You’ll see a 2‑D/3‑D scatter plot, cluster boundaries, and the ability to filter by label.
Use this to spot outliers or verify that your RAG knowledge base covers the query space.
10. Advanced Use Cases
| Scenario | How Phoenix Helps | Tips |
|---|---|---|
| RAG system debugging | Trace each retrieval step, compare retrieved docs to ground truth | Use LlamaIndex + Phoenix callbacks to see which docs were fetched |
| Bias & fairness monitoring | Run periodic evaluation with labeled prompts | Store evaluation metrics in Phoenix, alert on drift |
| Latency SLA enforcement | Continuous latency dashboards, threshold alerts | Set up an external alerting rule (e.g., PagerDuty) via Phoenix webhook |
| Multi‑model comparison | Store traces for several Ollama models | Use the Model Comparison view to see accuracy vs latency |
11. Troubleshooting Common Issues
| Symptom | Likely Cause | Fix |
|---|---|---|
| Traces don’t appear | Phoenix OTLP endpoint unreachable | Verify Docker port mapping (-p 5000:5000) or local address (http://localhost:5000). |
| Model requests fail | Wrong OPENAI_BASE_URL |
Ensure it points to Ollama’s v1 endpoint (http://localhost:11434/v1). |
| Evaluation metrics missing | Evaluation template not registered | Pass the correct eval_template and ensure OpenAIModel has a proper name and base_url. |
| Embedding upload errors | Mismatch vector dimension | Ollama’s embeddings (e.g., 768) must match the dataset schema. |
12. Summary
Arize Phoenix turns a local Ollama deployment into a production‑grade LLM observability platform.
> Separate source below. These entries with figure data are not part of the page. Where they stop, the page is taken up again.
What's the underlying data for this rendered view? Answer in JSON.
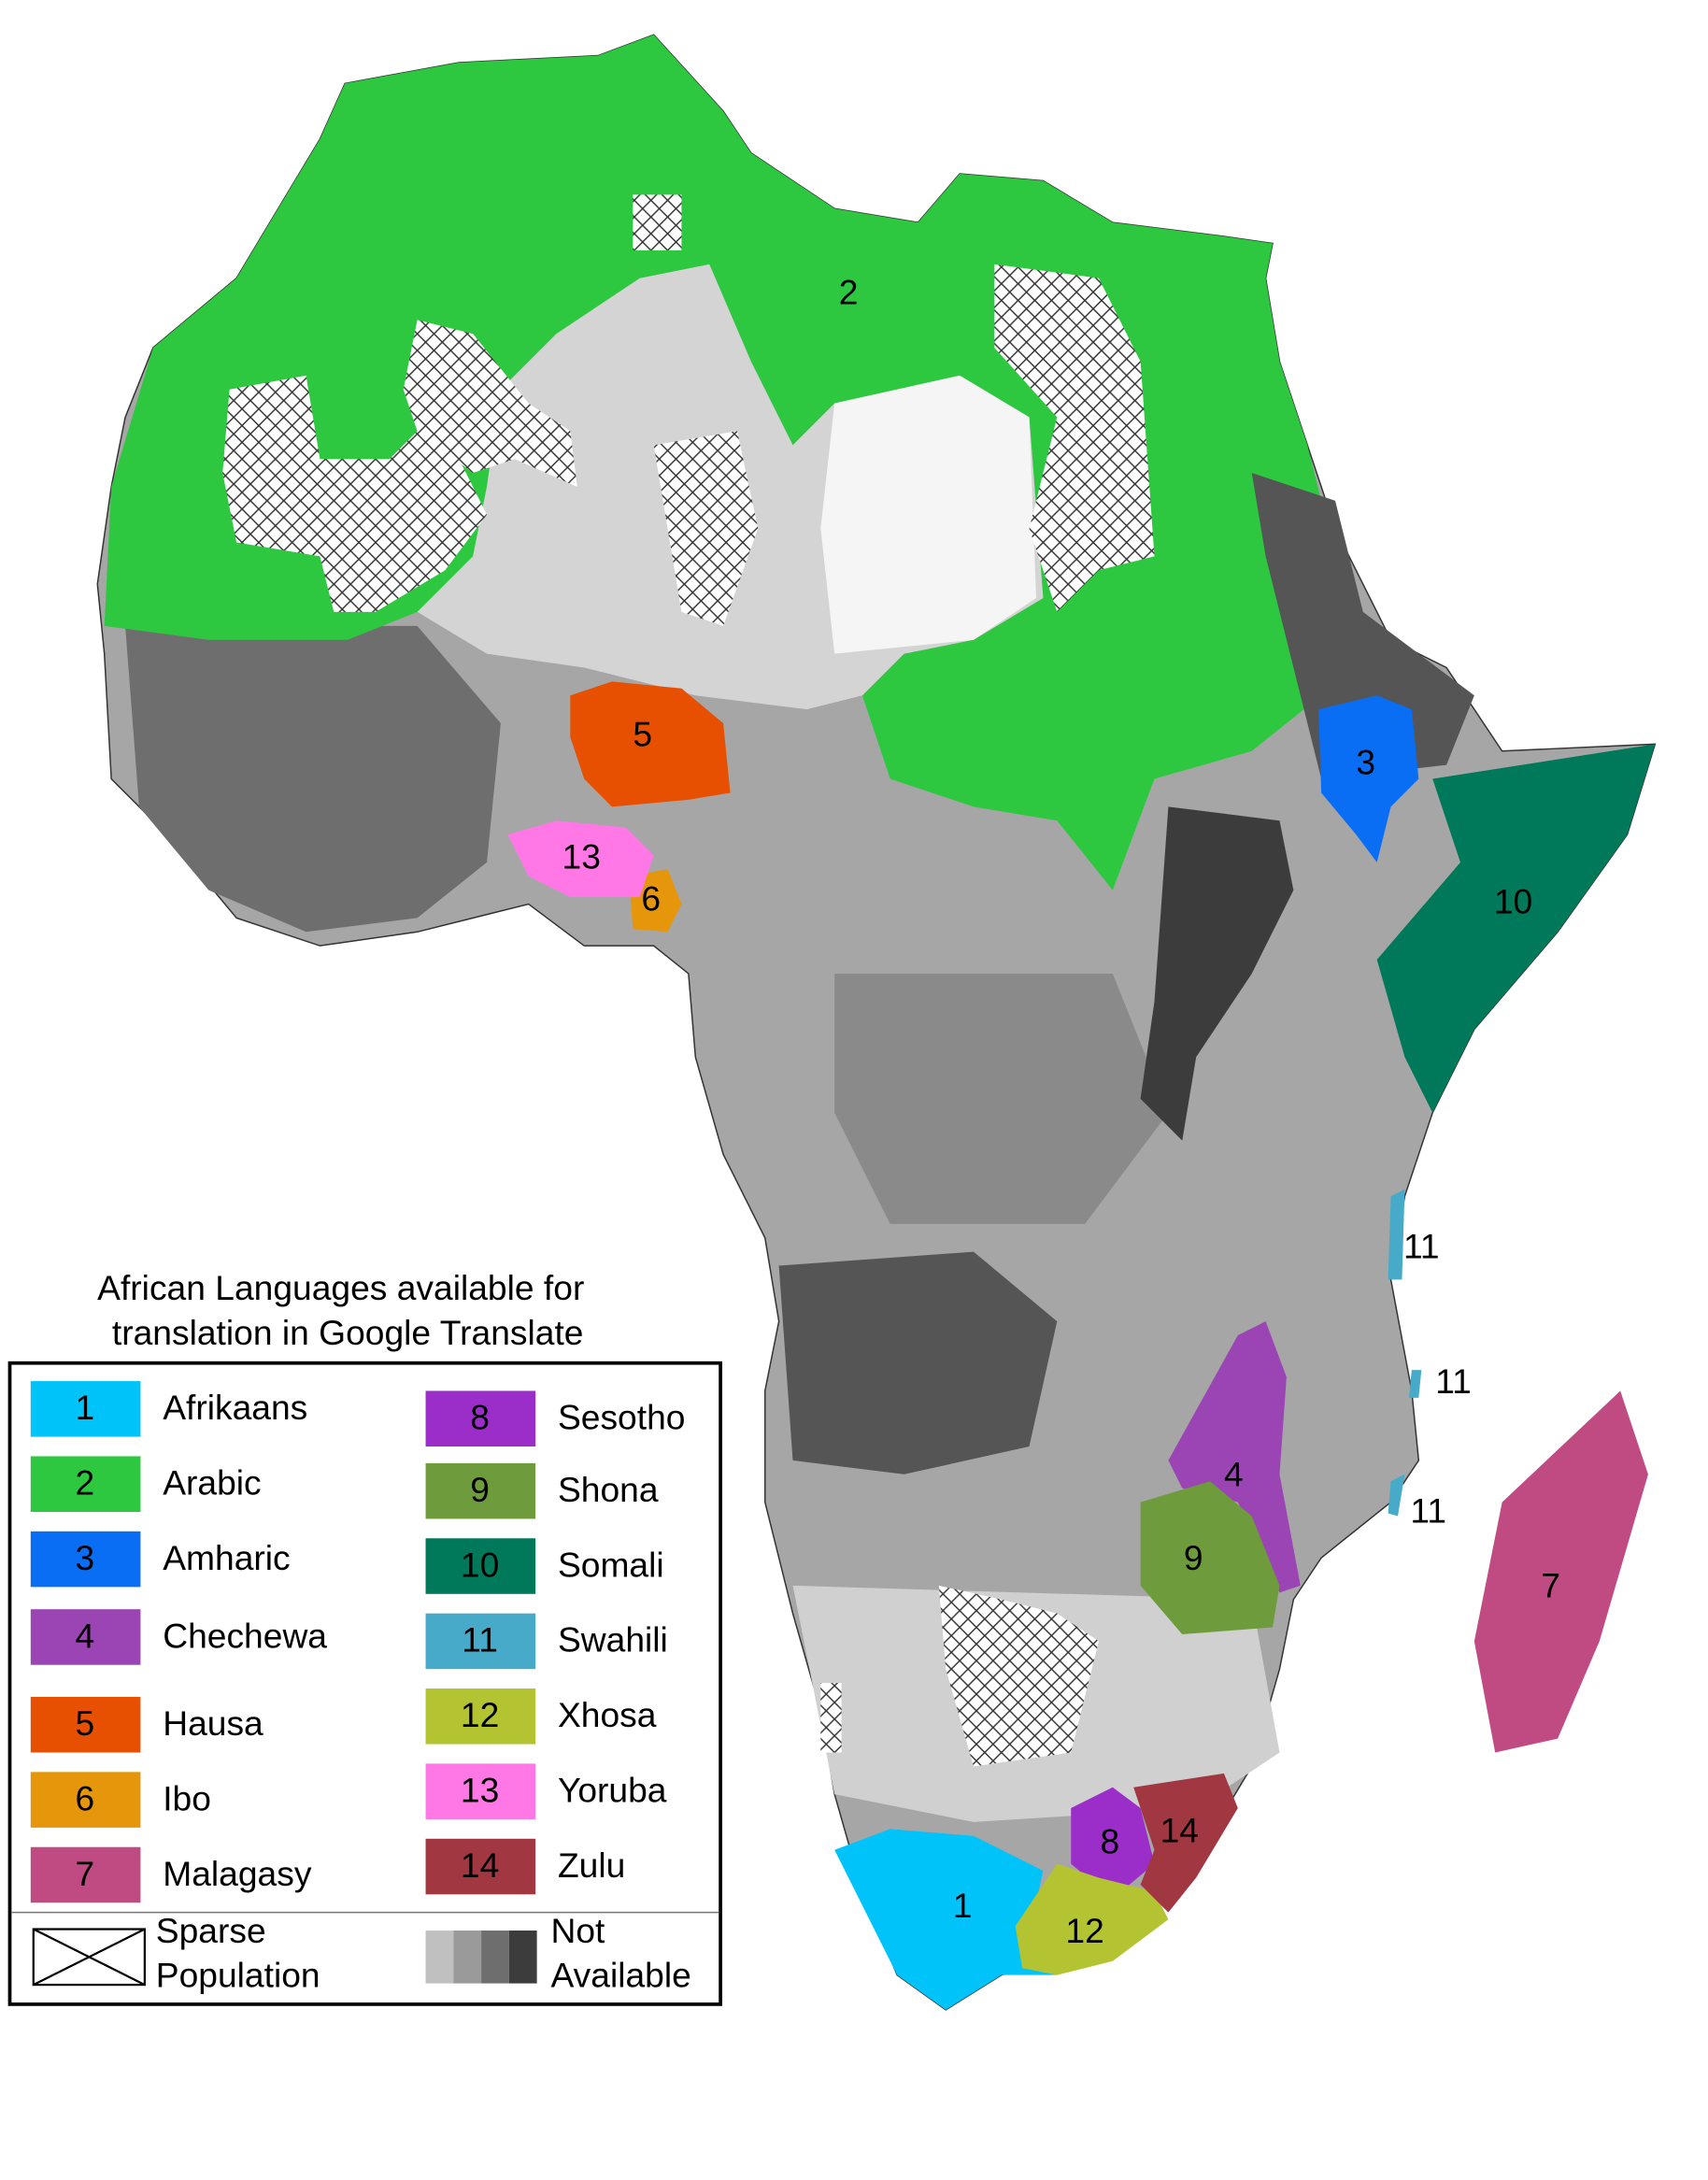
{
  "title_lines": [
    "African Languages available for",
    "translation in Google Translate"
  ],
  "legend": {
    "items": [
      {
        "number": "1",
        "name": "Afrikaans",
        "color": "#00c3fa"
      },
      {
        "number": "2",
        "name": "Arabic",
        "color": "#2dc840"
      },
      {
        "number": "3",
        "name": "Amharic",
        "color": "#0a6ef5"
      },
      {
        "number": "4",
        "name": "Chechewa",
        "color": "#9b45b4"
      },
      {
        "number": "5",
        "name": "Hausa",
        "color": "#e65000"
      },
      {
        "number": "6",
        "name": "Ibo",
        "color": "#e6960a"
      },
      {
        "number": "7",
        "name": "Malagasy",
        "color": "#c04b82"
      },
      {
        "number": "8",
        "name": "Sesotho",
        "color": "#9b2dc8"
      },
      {
        "number": "9",
        "name": "Shona",
        "color": "#6e9b3c"
      },
      {
        "number": "10",
        "name": "Somali",
        "color": "#00785a"
      },
      {
        "number": "11",
        "name": "Swahili",
        "color": "#46aac8"
      },
      {
        "number": "12",
        "name": "Xhosa",
        "color": "#b4c332"
      },
      {
        "number": "13",
        "name": "Yoruba",
        "color": "#ff78e6"
      },
      {
        "number": "14",
        "name": "Zulu",
        "color": "#a03741"
      }
    ],
    "sparse": [
      "Sparse",
      "Population"
    ],
    "not_available": [
      "Not",
      "Available"
    ]
  },
  "map_labels": [
    "2",
    "3",
    "5",
    "13",
    "6",
    "10",
    "11",
    "11",
    "11",
    "4",
    "9",
    "7",
    "1",
    "12",
    "8",
    "14"
  ]
}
By simply pointing Phoenix at the Ollama endpoint and enabling the built‑in callback handlers, you gain:
- Instant trace visualization
- Automated evaluation with a library of templates
- Embedding insights for data coverage and drift detection
- Dashboards that surface latency, accuracy, and error rates
Because both tools are open source, you can keep all data on‑premise and avoid costly cloud usage while still enjoying the benefits of a modern observability stack.
Happy building! 🚀
References used in this article:
- Arize Phoenix documentation (user guide, release notes)
- Ollama documentation (API compatibility)
- OpenTelemetry integration references (OTLP)
- Phoenix evaluation templates and examples (RAG relevance, custom prompts)
- LlamaIndex callback integration with Phoenix.